SV Schwarz-Rot Neustadt
- Full name: Sportverein Schwarz-Rot Neustadt e.V.
- Founded: 27 July 1990
- Ground: Hans-Beimler-Stadion
- Capacity: 1,100
- Trainer: Peter Oberschmidt
- League: Brandenburg-Liga (VI)
- 2015–16: 8th

= SV Schwarz-Rot Neustadt =

German football club

SV Schwarz-Rot Neustadt is a German football club based in Neustadt (Dosse), Brandenburg, currently playing in the Landesliga Brandenburg-Nord (VII).

== History ==
The forerunner of SV Schwarz-Rot Neustadt was founded in July 1922 as Köritzer Sport-Club. KSC became BSG Landbau Neustadt in 1978 and the final renaming to SV Schwarz-Rot was announced on 27 July 1990. The club competed in the 1993–94 NOFV-Oberliga as a third-tier side, taking 11th place in the NOFV-Oberliga Nord which preceded 13th and 14th-placed finishes the following two seasons. The club made a further cameo appearance in the 2000–01 NOFV-Oberliga, but were relegated back to the Verbandsliga Brandenburg after finishing second from bottom.
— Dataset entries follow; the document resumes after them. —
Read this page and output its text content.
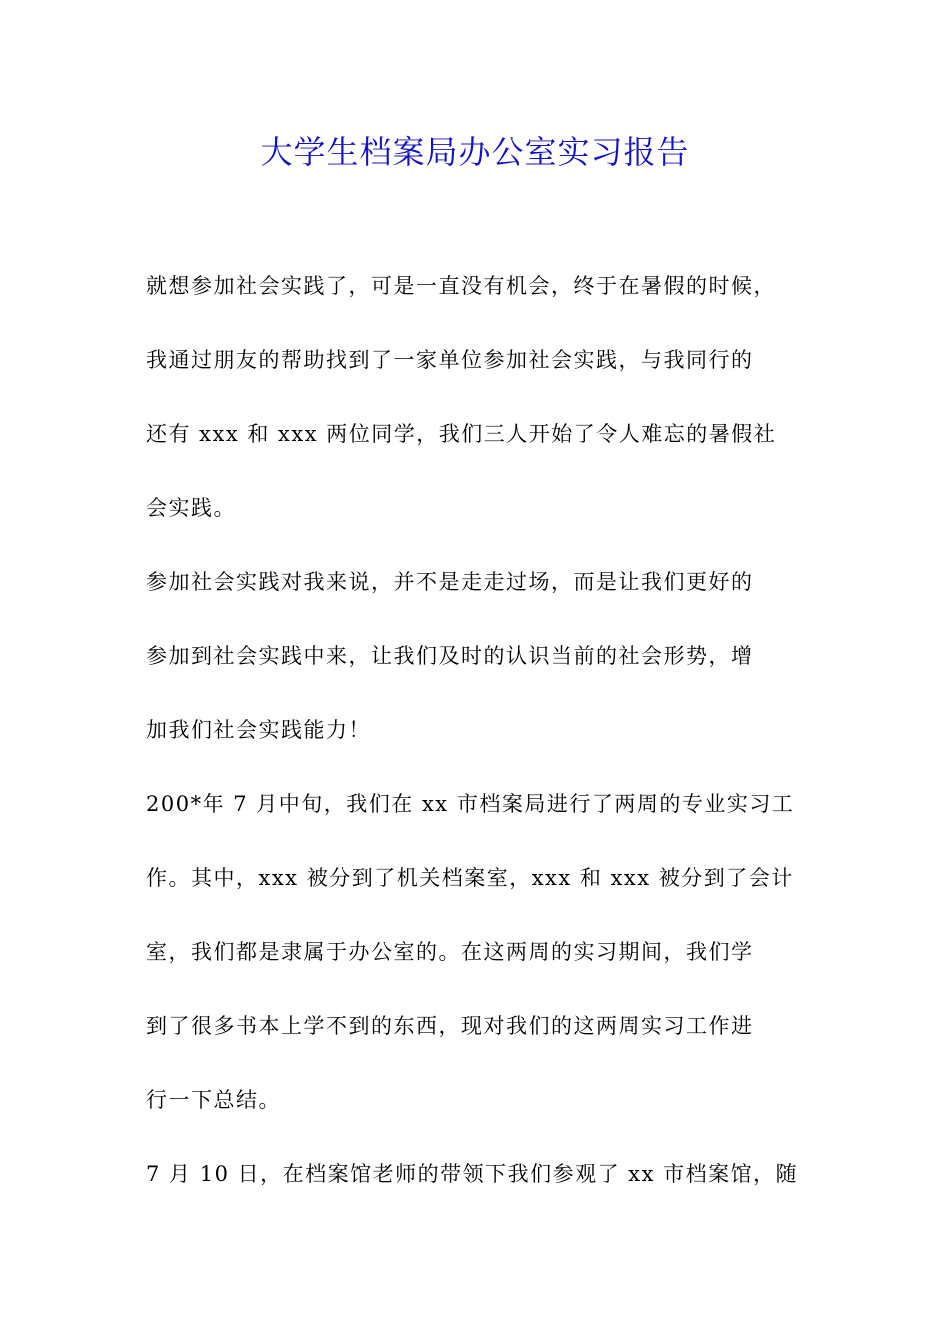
大学生档案局办公室实习报告
就想参加社会实践了，可是一直没有机会，终于在暑假的时候，
我通过朋友的帮助找到了一家单位参加社会实践，与我同行的
还有 xxx 和 xxx 两位同学，我们三人开始了令人难忘的暑假社
会实践。
参加社会实践对我来说，并不是走走过场，而是让我们更好的
参加到社会实践中来，让我们及时的认识当前的社会形势，增
加我们社会实践能力！
200*年 7 月中旬，我们在 xx 市档案局进行了两周的专业实习工
作。其中，xxx 被分到了机关档案室，xxx 和 xxx 被分到了会计
室，我们都是隶属于办公室的。在这两周的实习期间，我们学
到了很多书本上学不到的东西，现对我们的这两周实习工作进
行一下总结。
7 月 10 日，在档案馆老师的带领下我们参观了 xx 市档案馆，随
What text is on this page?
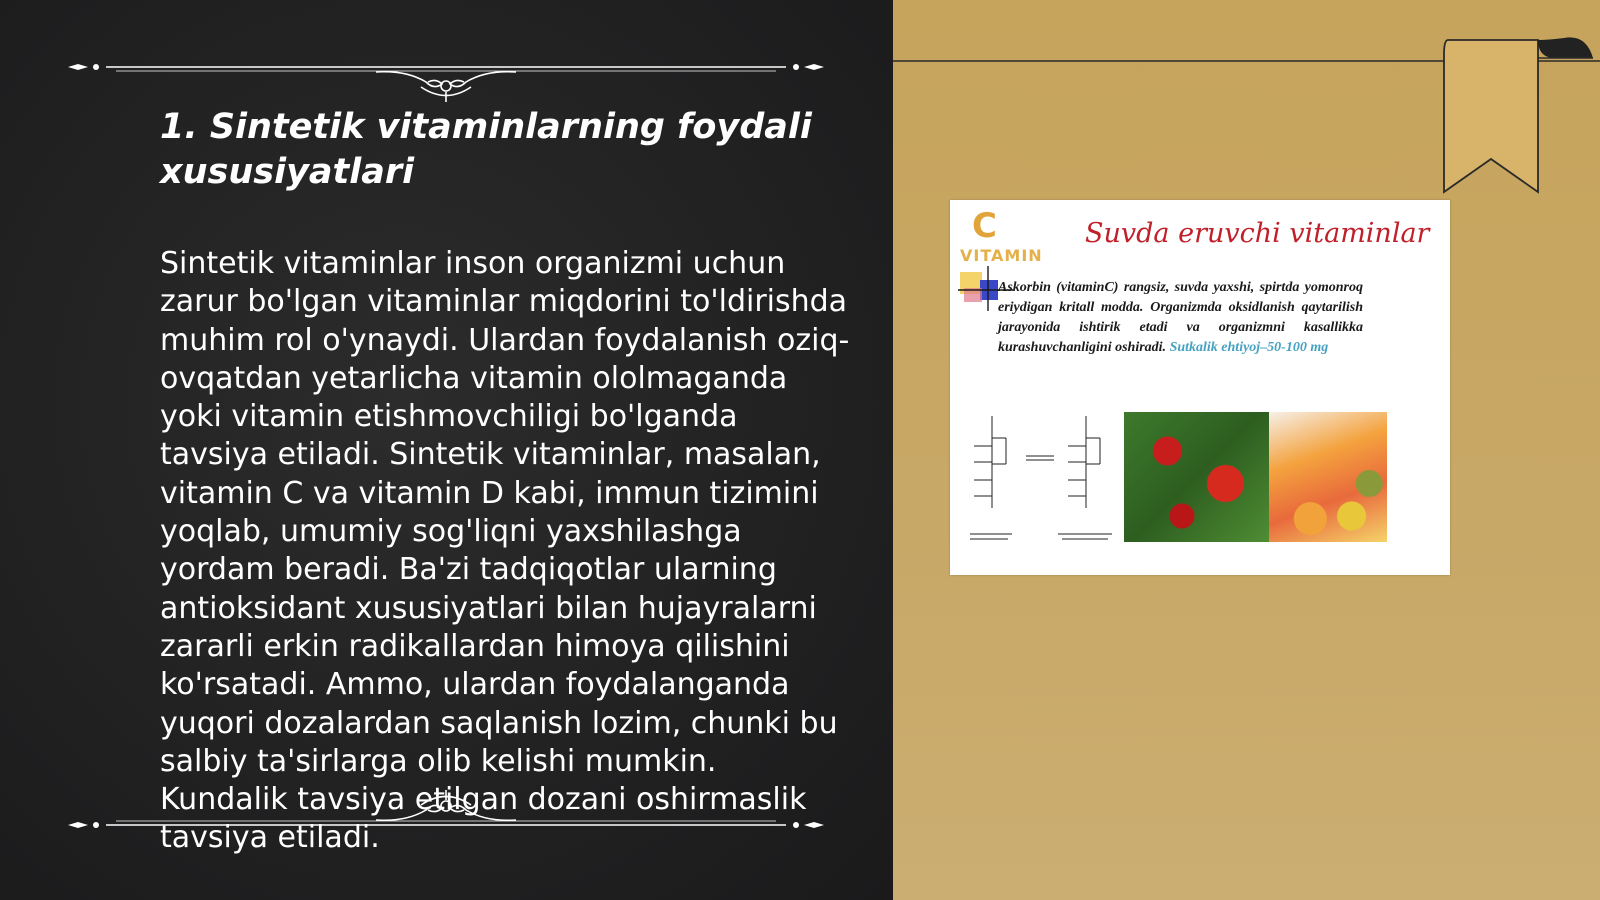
1. Sintetik vitaminlarning foydali xususiyatlari

Sintetik vitaminlar inson organizmi uchun zarur bo'lgan vitaminlar miqdorini to'ldirishda muhim rol o'ynaydi. Ulardan foydalanish oziq-ovqatdan yetarlicha vitamin ololmaganda yoki vitamin etishmovchiligi bo'lganda tavsiya etiladi. Sintetik vitaminlar, masalan, vitamin C va vitamin D kabi, immun tizimini yoqlab, umumiy sog'liqni yaxshilashga yordam beradi. Ba'zi tadqiqotlar ularning antioksidant xususiyatlari bilan hujayralarni zararli erkin radikallardan himoya qilishini ko'rsatadi. Ammo, ulardan foydalanganda yuqori dozalardan saqlanish lozim, chunki bu salbiy ta'sirlarga olib kelishi mumkin. Kundalik tavsiya etilgan dozani oshirmaslik tavsiya etiladi.

C
VITAMIN
Suvda eruvchi vitaminlar
Askorbin (vitaminC) rangsiz, suvda yaxshi, spirtda yomonroq eriydigan kritall modda. Organizmda oksidlanish qaytarilish jarayonida ishtirik etadi va organizmni kasallikka kurashuvchanligini oshiradi. Sutkalik ehtiyoj–50-100 mg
In 2008 the Verbandsliga became a sixth-tier league and a year later Schwarz-Rot were relegated again, this time to seventh-tier Landesliga where they played until 2015 when they were promoted to the Brandenburg-Liga again.

== Honours ==
The club's honours:
- Brandenburg-Liga
  - Champions: 1993, 2000

== Stadium ==
SV Schwarz-Rot Neustadt plays its home fixtures at the 1,100 capacity Hans-Beimler-Stadion.